PM preacher, from a well-to-do Quaker family in Darlington, born on 11 January 1809. She became interested in PM in her teens and fell in love with the itinerant John Hurst (1803-1898; e.m. 1826) of Barwich-in-Elmet near Leeds, whose father James had 'opened his house' to William Clowes in 1819. Her family expressed its disapproval by imprisoning her for six weeks. The story goes that she escaped through a cellar grating, took a stage coach to York and thence to Leeds, where she found Hirst at the Quarterly Meeting. They were married in Leeds parish church two days later, on 13 June 1831, by special licence, after a 'whip round' among members of the Quarterly Meeting. One day in the Alston Circuit, when her husband was 'storm-stayed' in the Pennines, she read a sermon, then began to expound, went on the plan and became an accredited local preacher in 1835 in Pickering.

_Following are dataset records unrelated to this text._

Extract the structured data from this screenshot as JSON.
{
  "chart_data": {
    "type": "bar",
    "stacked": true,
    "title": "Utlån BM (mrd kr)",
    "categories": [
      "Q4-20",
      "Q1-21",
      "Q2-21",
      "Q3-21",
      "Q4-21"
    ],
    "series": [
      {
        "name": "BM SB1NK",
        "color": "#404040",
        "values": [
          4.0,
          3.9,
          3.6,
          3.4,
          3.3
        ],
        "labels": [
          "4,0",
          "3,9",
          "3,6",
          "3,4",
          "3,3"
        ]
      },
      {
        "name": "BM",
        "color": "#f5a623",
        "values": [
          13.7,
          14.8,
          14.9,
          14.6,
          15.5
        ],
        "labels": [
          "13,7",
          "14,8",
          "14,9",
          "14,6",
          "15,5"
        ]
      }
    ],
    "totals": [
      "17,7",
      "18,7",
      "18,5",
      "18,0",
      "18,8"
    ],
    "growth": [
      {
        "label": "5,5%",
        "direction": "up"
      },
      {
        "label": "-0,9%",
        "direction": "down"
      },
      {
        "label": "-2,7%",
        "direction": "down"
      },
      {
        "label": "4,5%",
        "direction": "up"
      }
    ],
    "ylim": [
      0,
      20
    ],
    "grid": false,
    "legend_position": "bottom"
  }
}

They retired to Sheffield in 1861, where for 20 years she was a Bible woman at Norfolk Street. She never gave up the Quaker way of dress and apparently could never sing, not having been brought up to do so. She died on 10 June 1890. Her romance was the basis of a novel by Isabel Suart Robson, Denzil Stowe: a story of Methodism eighty years ago (1905).
Two grandsons and one great-grandson entered the PM ministry. Thomas Graham (1868-1959; e.m. 1890) was born in Sheffield and died on 11 May 1959; his daughter Winifred (1900-1981) married Norman H. Snaith. John Henry Hirst (1871-1929; e.m. 1891), son of a local preacher from Clay Cross, was imprisoned in 1904 as a passive resister to the education rate; from 1923 to 1928 he was the PM General Mission Secretary. His son was John E. Hirst (1913-1995; e.m. 1933).